Watson juga mengatakan proses penggalangan dana itu “sangat menyenangkan” tanpa ada cerita-cerita horor. “Cap table kami luar biasa,” kata Watson. “Sebagai perempuan dan pendiri kulit berwarna, kami merasa sangat beruntung dan istimewa karena kami mampu menarik investor yang kami sukai, yang kami percayai, yang kami rasa aman, yang masing-masing membawa kebijaksanaan dan perspektif yang unik.”
Ia mengatakan pada tahap ini, para investor bertaruh padanya dan Nisita sebagai pendiri. Mereka telah melakukan putaran pra-pendanaan awal yang sedang berjalan dan mulai mengumpulkan modal secara resmi musim panas lalu. Mereka bertemu Hudson, investor yang memimpin putaran tersebut, melalui seorang teman bersama yang ada dalam portofolio Hudson.

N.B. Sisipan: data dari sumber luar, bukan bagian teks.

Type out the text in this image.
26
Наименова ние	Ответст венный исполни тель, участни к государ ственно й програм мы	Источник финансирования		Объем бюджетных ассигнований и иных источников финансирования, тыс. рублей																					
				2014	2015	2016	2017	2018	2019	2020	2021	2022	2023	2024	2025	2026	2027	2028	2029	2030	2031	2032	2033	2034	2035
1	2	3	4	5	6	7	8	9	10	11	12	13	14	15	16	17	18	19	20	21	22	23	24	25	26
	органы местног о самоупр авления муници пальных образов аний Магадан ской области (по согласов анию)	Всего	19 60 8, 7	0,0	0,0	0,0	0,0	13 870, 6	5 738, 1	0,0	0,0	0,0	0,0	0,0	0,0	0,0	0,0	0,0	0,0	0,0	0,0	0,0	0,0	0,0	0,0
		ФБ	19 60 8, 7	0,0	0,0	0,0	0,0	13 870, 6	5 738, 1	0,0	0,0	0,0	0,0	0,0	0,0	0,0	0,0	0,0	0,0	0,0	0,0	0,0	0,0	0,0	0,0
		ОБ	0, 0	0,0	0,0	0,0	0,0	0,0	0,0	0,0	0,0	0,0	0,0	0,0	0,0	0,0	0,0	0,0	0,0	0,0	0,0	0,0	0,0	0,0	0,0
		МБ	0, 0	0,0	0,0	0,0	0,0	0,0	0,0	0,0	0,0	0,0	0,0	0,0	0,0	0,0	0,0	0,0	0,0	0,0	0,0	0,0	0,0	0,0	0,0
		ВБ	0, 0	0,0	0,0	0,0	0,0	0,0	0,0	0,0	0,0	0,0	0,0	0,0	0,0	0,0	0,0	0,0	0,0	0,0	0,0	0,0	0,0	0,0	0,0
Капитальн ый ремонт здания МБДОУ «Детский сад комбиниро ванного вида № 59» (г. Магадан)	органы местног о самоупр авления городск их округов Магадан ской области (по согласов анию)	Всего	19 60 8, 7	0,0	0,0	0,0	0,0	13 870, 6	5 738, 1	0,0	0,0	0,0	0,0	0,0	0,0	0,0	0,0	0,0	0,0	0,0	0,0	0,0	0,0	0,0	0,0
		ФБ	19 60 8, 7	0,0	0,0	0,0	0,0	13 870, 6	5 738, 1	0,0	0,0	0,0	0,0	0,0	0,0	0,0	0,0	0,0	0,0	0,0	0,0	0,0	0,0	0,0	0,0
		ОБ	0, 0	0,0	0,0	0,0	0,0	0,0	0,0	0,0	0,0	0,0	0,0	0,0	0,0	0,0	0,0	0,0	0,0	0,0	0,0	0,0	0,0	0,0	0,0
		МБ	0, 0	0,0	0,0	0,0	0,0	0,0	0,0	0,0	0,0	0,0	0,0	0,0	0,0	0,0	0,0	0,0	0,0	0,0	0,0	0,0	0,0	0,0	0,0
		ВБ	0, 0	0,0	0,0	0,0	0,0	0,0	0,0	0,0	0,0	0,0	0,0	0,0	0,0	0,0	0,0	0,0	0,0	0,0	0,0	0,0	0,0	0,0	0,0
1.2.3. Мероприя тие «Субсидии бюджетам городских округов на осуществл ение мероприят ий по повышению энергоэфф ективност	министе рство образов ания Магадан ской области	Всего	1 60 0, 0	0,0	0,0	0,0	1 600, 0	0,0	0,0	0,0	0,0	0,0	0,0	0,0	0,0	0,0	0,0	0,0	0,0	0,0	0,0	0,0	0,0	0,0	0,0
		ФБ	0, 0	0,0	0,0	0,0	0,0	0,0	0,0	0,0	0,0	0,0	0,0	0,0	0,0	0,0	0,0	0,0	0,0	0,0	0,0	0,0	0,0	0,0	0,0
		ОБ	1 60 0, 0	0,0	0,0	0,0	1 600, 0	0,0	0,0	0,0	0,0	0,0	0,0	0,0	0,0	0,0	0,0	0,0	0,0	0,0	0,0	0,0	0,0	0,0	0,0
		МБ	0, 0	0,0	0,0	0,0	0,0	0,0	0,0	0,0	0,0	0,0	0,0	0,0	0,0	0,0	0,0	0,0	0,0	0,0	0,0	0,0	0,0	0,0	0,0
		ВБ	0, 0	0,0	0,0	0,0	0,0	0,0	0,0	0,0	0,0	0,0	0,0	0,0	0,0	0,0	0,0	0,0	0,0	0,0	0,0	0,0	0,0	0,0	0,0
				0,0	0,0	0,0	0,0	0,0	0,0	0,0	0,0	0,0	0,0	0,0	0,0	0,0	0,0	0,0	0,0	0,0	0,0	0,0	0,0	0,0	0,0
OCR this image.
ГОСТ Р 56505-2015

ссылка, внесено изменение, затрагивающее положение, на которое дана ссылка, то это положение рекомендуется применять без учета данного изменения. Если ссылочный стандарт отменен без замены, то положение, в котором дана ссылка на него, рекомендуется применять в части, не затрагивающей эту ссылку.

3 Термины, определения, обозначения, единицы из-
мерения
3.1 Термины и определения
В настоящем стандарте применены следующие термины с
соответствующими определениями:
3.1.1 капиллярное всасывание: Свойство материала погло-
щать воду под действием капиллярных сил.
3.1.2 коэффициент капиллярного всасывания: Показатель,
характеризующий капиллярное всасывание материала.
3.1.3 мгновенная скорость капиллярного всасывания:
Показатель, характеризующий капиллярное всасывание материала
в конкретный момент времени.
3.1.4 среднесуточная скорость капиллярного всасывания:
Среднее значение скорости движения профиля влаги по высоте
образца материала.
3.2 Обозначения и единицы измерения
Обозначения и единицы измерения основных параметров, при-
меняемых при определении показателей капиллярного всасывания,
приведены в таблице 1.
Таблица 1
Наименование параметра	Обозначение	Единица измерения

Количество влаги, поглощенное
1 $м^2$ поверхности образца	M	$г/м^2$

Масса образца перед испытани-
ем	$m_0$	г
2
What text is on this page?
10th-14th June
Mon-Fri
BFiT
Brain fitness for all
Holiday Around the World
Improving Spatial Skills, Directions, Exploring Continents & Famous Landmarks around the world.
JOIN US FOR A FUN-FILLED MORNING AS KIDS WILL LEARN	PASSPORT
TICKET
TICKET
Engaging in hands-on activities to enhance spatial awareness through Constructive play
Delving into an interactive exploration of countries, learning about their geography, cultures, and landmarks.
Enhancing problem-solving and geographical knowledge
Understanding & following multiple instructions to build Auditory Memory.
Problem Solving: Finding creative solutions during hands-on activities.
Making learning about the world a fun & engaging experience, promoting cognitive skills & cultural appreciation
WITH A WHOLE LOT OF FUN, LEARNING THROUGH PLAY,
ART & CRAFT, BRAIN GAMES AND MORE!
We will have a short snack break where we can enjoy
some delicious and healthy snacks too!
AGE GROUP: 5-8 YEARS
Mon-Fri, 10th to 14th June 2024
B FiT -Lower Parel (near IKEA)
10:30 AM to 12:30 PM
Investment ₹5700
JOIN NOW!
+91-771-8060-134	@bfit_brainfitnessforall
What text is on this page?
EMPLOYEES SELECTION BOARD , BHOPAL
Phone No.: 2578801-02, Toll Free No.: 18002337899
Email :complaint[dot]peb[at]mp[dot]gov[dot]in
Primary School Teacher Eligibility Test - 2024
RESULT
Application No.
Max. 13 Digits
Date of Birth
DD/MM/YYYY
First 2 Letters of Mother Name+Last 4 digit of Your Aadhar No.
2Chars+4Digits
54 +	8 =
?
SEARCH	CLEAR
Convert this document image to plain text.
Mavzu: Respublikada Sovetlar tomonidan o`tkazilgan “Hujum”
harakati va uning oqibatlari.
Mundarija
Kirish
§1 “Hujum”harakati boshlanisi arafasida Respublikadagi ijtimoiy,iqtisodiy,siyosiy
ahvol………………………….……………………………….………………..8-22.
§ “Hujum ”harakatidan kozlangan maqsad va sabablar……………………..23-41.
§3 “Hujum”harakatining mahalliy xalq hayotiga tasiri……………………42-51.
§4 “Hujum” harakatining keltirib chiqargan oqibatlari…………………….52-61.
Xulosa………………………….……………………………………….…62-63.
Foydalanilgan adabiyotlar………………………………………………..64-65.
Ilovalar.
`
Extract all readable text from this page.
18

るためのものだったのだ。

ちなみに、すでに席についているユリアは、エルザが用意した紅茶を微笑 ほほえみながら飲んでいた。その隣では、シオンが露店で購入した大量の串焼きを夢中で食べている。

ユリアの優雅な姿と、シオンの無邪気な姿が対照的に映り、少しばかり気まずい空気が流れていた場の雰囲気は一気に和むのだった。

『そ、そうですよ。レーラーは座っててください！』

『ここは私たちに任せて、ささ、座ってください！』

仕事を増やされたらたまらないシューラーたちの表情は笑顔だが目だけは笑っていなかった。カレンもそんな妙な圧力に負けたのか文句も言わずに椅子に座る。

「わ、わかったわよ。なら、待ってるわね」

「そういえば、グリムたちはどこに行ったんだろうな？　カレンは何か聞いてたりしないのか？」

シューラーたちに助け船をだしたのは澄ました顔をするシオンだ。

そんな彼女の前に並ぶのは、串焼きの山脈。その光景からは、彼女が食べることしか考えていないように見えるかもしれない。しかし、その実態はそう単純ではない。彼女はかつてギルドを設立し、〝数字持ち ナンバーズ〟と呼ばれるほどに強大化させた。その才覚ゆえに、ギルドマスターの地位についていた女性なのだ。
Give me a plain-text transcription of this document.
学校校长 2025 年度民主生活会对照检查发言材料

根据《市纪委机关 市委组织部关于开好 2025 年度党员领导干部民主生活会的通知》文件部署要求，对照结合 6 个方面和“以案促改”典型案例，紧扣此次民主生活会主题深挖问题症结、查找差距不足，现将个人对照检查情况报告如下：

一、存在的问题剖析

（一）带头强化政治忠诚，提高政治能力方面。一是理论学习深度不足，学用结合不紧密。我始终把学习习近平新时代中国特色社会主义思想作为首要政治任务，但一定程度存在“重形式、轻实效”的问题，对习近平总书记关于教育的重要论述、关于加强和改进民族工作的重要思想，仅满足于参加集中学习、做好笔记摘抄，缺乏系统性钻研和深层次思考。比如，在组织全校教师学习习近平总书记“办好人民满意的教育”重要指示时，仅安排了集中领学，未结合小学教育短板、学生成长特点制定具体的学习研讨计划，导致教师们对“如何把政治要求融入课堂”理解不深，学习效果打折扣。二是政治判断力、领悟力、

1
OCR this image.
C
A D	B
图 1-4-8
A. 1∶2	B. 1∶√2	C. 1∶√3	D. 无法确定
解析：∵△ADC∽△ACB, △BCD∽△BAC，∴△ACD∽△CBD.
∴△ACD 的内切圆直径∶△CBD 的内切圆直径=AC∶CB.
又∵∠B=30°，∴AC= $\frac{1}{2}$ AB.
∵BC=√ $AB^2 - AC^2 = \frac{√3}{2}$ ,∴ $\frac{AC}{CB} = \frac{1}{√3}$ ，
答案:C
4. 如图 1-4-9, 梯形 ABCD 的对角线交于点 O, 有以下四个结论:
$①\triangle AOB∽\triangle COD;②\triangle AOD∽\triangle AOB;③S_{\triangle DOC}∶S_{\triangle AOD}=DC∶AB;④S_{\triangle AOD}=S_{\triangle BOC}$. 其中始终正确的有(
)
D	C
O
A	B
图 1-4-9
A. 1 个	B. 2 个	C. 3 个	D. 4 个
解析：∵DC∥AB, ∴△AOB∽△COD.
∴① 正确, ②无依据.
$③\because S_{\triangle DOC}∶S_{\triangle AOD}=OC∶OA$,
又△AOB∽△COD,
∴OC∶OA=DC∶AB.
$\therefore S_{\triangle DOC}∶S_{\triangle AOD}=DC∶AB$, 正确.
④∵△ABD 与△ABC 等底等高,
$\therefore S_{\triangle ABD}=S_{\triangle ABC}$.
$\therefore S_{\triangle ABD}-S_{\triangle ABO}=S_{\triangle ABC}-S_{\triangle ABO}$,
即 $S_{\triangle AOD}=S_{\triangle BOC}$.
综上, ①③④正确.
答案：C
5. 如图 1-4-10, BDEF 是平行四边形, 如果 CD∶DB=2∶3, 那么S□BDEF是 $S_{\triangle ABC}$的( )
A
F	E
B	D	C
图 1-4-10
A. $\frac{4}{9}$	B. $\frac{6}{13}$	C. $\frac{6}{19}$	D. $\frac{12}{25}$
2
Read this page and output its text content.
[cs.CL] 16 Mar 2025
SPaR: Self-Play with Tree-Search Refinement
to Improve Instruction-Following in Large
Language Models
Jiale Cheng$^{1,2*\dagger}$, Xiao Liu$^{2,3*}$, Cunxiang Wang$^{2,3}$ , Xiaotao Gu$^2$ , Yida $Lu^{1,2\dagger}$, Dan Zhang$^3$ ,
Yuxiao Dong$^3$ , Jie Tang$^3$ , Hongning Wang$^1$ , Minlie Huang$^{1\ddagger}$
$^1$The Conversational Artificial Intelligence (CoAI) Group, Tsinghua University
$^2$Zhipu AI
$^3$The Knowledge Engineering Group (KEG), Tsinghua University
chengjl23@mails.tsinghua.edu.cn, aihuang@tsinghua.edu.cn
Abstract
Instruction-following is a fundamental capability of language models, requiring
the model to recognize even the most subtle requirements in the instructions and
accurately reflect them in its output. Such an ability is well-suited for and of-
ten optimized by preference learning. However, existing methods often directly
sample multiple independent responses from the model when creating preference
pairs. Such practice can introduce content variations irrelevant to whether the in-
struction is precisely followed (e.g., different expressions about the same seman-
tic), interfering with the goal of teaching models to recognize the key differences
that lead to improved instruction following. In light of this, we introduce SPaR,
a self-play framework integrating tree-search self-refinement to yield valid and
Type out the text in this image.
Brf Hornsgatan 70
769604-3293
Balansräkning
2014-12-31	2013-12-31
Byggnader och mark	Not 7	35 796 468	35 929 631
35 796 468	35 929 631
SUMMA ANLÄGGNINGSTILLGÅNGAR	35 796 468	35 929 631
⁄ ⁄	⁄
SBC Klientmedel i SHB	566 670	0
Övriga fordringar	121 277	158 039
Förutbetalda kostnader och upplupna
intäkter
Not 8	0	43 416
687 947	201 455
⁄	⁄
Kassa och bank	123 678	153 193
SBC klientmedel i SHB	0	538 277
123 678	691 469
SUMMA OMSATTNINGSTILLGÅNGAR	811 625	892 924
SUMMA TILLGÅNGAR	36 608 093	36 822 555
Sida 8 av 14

Barclays Black Foundation, yang dikelola oleh Zeal Capital Partners, Virginie Raphael dari FullCircle, dan Mohammad Almalkwai, CTO Clubhouse, juga berpartisipasi dalam putaran tersebut.
Menjadi pendiri bukan sekadar pekerjaan dari jam 9 sampai 5. Watson menyebutnya sebagai petualangan, “pencarian dan ekspedisi pamungkas.” Bagi mereka, bekerja di Clubhouse seperti meraih gelar doktor di bidang perusahaan rintisan, kata mereka.
“Saat itu, perhatian dan persaingan begitu ketat sehingga beberapa pelajaran terpenting yang kami pelajari adalah mengabaikan kebisingan, meminimalkan gangguan eksternal, menundukkan kepala, dan fokus pada pengguna dan misi Anda,” kata Watson, seraya menambahkan bahwa Netflix mengajarkan mereka pentingnya menciptakan lingkungan kerja yang hebat. “Biasanya, perusahaan rintisan tidak memikirkan budaya sejak awal, tetapi karena kami pernah mengalaminya, kami memprioritaskannya sekarang. Kami ingin membangun kondisi yang tepat untuk meraih kesuksesan.”
Saat ini, ada empat karyawan penuh waktu di perusahaan tersebut dan mereka berharap dapat merekrut lebih banyak dukungan teknik saat aplikasi tersebut resmi diluncurkan dan basis penggunanya bertambah.